AKP’nin iç politikada tarikat ve cemaatlerin taleplerini karşılamak dış politikada ise Türkiye'nin dini ve ideolojik etkisini artırmak amacını taşıyan bir politika izlediğini belirten Özbay, "Türkiye’de pek çok devlet okulu yetersiz bütçe ve kaynaklarla mücadele ederken, uluslararası imam hatip liselerine ve bu okullarda eğitim gören öğrencilere Diyanet Vakfı aracılığıyla sağlanan burs ve yemek gibi ayrıcalıklar, eğitimdeki eşitsizliği derinleştirmektedir. Bu okulların asıl amacının, adlarında olduğu gibi imam ve hatip yetiştirmek olmadığı açıktır. AKP’nin eğitim modeli, 'dindar ve kindar bir nesil' yetiştirme hedefi doğrultusunda çocukları kendi ideolojik laboratuvarına mecbur bırakmaktadır" ifadelerini kullandı. 

''YASAL DAYANAK YOK'' 

2012’den bu yana ortaöğretim kurumlarınım zorunlu eğitim kapsamında bulunduğunu anımsatan Özbay, "İmam hatip liseleri de devlet okulu olduğu için kendi yurttaşlarına ücretsiz eğitim vermek zorundadır. Ancak, zorunlu eğitim kapsamında bir okula yabancı bir ülkenin öğrencisinin kabul edilmesi, o öğrencinin ailesinin oturma izni veya vatandaşlık şartına bağlıdır. Bu durum, uluslararası imam hatip liselerinin yasal dayanağının olmadığını göstermektedir. Tevhid-i Tedrisat Kanunu'na göre imam hatip okullarının asıl amacı, Diyanet İşleri Başkanlığı'nın ihtiyaç duyduğu personeli yetiştirmektir. Ancak AKP iktidarı, bu amaca yeni bir ekleme yaparak 'Müslüman ülkelerde din eğitimi ve hizmetleri verecek personelin yetiştirilmesine katkı sağlamak' gibi Neo-Osmanlıcı ve diğer ülkelerin iç işlerine müdahale anlamına gelen bir uygulamayı başlatmıştır" değerlendirmelerinde bulundu. 

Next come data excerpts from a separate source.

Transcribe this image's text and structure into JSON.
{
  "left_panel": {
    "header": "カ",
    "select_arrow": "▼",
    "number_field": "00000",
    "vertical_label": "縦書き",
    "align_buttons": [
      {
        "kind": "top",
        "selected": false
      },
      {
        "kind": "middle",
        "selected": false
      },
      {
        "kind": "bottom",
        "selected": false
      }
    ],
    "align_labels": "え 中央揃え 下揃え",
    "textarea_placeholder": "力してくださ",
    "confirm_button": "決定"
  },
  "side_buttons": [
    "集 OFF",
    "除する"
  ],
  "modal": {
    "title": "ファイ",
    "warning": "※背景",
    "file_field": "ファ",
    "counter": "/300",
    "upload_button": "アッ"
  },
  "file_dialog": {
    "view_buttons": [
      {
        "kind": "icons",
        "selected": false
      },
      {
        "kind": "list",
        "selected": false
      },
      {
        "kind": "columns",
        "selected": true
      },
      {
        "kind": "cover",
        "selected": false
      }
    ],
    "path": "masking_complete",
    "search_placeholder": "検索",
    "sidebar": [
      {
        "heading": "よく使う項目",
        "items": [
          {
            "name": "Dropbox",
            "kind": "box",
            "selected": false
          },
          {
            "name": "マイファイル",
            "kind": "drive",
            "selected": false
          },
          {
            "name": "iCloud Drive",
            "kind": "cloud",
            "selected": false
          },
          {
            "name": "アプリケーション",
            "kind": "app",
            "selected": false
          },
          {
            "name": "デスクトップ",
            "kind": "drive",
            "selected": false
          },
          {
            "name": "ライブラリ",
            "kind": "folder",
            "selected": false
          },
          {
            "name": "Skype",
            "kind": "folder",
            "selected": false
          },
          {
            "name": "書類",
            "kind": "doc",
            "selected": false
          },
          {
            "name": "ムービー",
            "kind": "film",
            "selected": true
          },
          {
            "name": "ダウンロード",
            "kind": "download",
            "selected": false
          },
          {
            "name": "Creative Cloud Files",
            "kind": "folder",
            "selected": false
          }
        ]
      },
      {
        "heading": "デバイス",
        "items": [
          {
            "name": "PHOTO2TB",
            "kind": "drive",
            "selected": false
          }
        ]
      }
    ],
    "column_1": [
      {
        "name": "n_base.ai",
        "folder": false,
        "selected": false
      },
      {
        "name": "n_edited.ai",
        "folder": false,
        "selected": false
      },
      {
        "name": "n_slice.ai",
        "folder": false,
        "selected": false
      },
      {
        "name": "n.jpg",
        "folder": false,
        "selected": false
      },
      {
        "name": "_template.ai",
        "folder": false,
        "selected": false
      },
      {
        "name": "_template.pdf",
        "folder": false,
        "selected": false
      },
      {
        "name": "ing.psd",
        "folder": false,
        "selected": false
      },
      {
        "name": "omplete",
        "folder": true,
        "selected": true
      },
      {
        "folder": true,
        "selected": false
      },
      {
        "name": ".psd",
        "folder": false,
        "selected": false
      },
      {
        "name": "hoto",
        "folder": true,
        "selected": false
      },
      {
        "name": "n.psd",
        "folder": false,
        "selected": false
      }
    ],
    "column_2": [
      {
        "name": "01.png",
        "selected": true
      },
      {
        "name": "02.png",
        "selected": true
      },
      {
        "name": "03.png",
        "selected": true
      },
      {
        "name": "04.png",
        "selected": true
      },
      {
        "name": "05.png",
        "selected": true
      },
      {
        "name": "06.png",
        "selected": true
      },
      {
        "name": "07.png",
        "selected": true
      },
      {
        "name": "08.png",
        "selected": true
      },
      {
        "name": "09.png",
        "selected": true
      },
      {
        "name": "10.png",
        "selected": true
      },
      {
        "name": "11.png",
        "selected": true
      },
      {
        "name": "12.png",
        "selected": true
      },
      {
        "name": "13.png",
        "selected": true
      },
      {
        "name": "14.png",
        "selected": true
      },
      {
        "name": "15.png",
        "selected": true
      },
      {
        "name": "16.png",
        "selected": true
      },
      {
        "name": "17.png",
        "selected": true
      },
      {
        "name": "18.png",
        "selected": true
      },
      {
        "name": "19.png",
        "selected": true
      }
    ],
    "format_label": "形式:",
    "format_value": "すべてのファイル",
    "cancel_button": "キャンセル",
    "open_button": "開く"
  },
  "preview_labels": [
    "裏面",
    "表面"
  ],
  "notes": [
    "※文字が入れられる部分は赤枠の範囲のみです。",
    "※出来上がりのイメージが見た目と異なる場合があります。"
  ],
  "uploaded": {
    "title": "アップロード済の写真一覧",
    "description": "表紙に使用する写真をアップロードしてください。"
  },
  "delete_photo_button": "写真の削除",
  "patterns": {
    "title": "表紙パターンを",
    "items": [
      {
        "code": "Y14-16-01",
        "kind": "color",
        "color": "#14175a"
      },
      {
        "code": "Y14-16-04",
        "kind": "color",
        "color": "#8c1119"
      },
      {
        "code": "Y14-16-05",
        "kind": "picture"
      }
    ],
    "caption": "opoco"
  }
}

''BURSLARI DİYANET VAKFI SAĞLIYOR'' 

Özbay, son olarak şunları söyledi: "Milli Eğitim Bakanlığı Din Öğretimi Genel Müdürlüğü'nün açıklamalarına göre, yabancı öğrencilerin kabulü ülkeler arasında bir protokole dayanmamaktadır. Türkiye’den gönderilen, kim oldukları kamuoyunca bilinmeyen bir komisyon tarafından seçilen bu öğrencilerin bursları da Diyanet Vakfı aracılığıyla sağlanmaktadır. Devlet, zorunlu eğitim kapsamındaki kendi öğrencilerinin ihtiyaçlarını karşılayamazken, Diyanet Vakfı aracılığıyla uluslararası imam hatip liseleri’ne kaynak aktarmaktadır. Bu durum, AKP’nin eğitimdeki ideolojik ajandasını ve devlet kaynaklarını nasıl yönlendirdiğini gözler önüne sermektedir."